El sinsentido del amor

José Ignacio García comenta la novela de Albert R. Torices 'Desposesión'

01/06/2024
 Actualizado a 01/06/2024
El autor Alberto R. Torices. | EDICIONES TREA
El autor Alberto R. Torices. | EDICIONES TREA

‘Desposesión’
Alberto R. Torices

Ediciones Trea
Novela
176 páginas

15,00 euros

Estoy casi convencido de que el amor es una especie de fenómeno paranormal. Es cierto que muchas veces es correspondido, y entonces principalmente tiene de extraordinario el efecto feliz que provoca en quienes lo comparten. Que no es poco. Al menos para ellos, y quizás para los familiares o amigos colindantes que se alegran de tener una pareja dichosa –o varías– en su entorno. Pero conozco muchos más casos en los que el amor unilateral causa desencanto, desilusión, tristeza, soledad, amargura e incluso empuja a veces a cometer acciones inexplicables a quienes sueñan por amor, sufren por amor o dicen o cantan estar dispuestos a morir de amor.


Ahí radica la irracionalidad del amor, ese sentimiento que no se puede justificar ni analizar con parámetros lógicos, sino con los impulsos que emanan del corazón y que nublan la voluntad del cerebro. Incluso de un cerebro maduro y bien amueblado que se deja arrastrar por los encantos, tampoco despampanantes, de una joven a la que el destino no ha tratado con demasiada benevolencia.


De eso va, en cierto modo, ‘Desposesión’, la nueva novela de Alberto R. Torices, cocida como sus últimas hornadas novelísticas o narrativas en el sello asturiano Trea. De una relación platónica entre Elio y Anabel, de un idilio idealizado por el hombre y material por parte de la muchacha. Bien se cumple aquí ese dicho de que los hombres cabalgan sobre las nubes mientras que las mujeres se aferran al suelo.


Me causaba curiosidad saber con qué nos iba a sorprender Alberto tras la monumental ‘Como un perro en la tumba de un cruzado’. Desconozco además si la magnitud de su novela anterior le produjo alguna presión añadida, algún bloqueo creativo surgido de la responsabilidad a la hora de escribir esta. Conozco demasiados autores que tras entregar a los lectores su obra de mayor envergadura vacilan o tiemblan antes de plantearse un nuevo reto.
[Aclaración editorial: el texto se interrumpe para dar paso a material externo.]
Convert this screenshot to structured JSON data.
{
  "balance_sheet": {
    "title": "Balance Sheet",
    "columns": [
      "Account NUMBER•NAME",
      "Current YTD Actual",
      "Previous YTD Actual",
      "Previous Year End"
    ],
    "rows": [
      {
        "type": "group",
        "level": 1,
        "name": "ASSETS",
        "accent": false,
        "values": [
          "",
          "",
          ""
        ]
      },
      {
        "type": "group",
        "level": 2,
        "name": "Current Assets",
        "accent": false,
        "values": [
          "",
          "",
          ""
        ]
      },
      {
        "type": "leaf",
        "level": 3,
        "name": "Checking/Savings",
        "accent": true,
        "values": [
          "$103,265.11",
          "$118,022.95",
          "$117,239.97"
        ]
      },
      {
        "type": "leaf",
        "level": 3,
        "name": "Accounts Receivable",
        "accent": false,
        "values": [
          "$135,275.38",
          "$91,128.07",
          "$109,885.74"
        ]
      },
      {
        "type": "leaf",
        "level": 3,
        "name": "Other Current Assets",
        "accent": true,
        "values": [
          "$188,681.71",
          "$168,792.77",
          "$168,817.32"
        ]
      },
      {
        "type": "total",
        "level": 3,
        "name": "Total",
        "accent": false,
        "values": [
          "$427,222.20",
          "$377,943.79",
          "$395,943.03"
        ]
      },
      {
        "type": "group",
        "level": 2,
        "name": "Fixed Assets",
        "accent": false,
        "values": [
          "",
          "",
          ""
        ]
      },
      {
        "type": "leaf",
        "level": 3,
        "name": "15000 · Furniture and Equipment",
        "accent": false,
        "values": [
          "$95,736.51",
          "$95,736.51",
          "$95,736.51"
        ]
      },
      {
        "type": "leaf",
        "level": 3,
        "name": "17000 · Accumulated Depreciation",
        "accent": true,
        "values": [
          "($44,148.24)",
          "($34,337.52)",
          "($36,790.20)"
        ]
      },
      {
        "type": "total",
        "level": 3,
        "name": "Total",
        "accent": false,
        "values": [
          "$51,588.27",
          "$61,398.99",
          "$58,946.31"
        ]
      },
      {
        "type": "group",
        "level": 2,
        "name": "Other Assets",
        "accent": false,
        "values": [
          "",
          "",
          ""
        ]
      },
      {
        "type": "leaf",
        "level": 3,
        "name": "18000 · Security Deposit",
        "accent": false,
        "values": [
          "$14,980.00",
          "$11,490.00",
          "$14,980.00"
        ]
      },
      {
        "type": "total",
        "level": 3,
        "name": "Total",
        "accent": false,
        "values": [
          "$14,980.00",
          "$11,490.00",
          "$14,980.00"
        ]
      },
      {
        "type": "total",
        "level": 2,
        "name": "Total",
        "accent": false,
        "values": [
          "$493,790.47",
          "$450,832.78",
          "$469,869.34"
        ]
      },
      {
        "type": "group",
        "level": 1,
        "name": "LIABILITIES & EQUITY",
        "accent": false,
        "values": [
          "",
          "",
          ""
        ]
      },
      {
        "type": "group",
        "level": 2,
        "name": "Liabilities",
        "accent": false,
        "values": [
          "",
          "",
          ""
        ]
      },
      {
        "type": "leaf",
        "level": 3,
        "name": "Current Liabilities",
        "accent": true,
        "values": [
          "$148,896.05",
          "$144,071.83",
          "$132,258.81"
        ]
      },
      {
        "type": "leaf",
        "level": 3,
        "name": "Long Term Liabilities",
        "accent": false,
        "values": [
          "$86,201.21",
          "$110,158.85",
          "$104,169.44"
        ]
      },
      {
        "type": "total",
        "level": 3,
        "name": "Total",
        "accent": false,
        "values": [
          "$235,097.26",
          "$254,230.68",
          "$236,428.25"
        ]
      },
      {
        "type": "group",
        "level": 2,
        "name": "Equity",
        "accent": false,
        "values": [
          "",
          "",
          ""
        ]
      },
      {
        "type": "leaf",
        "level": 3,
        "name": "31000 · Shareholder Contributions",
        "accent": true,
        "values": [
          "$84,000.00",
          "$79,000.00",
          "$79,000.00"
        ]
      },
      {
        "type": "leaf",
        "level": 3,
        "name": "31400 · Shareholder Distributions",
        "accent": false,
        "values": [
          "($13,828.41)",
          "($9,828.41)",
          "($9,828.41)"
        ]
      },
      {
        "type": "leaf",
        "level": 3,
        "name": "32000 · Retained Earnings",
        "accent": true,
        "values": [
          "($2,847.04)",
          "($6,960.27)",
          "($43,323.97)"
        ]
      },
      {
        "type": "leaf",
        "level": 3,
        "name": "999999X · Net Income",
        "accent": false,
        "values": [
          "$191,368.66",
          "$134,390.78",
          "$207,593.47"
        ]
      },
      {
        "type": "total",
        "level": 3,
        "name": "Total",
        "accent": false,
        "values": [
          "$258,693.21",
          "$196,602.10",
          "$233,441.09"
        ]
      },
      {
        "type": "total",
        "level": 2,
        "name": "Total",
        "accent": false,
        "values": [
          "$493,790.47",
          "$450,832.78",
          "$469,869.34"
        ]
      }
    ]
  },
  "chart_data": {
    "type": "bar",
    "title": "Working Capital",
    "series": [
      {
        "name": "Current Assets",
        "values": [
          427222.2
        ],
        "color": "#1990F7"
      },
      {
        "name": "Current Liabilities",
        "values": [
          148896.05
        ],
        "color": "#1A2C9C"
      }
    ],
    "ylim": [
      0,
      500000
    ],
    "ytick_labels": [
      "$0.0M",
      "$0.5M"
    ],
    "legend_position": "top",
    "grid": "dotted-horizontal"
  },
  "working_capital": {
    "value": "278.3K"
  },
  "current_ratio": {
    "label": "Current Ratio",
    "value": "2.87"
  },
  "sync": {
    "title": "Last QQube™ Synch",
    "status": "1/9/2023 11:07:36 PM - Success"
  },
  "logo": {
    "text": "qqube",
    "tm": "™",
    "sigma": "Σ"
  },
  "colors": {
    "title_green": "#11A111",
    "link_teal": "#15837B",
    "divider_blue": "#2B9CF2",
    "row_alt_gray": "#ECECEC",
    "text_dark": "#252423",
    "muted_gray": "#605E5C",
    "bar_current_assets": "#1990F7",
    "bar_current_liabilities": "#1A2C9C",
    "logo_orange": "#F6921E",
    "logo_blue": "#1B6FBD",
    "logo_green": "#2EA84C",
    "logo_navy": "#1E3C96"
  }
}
Sin embargo, conociendo el carácter de Torices, sospecho que no sea el caso, que se haya dejado llevar por el tirón de un nuevo argumento, seducido por las atmósferas mágicas en que su imaginación, su lenguaje y su conocimiento de la sensibilidad humana convierten lo cotidiano, lo habitual, lo sencillo, en un acontecimiento extraordinario.


Porque extraordinario es que un anodino funcionario público casi cincuentón se enamore de la hijastra sudamericana y casi adolescente de su hermano, fallecido en un accidente de tráfico junto a su mujer, la madre de Anabel. Pero mucho más extraordinario resulta que su pasión, que mucho tiene de espejismo, le lleve a adoptar comportamientos absolutamente inverosímiles. A travestirse en una suerte de experto en practicar la nipona técnica del kintsugi, para tratar de recomponer una muñeca de porcelana agrietada por los avatares de sus decisiones equivocadas. 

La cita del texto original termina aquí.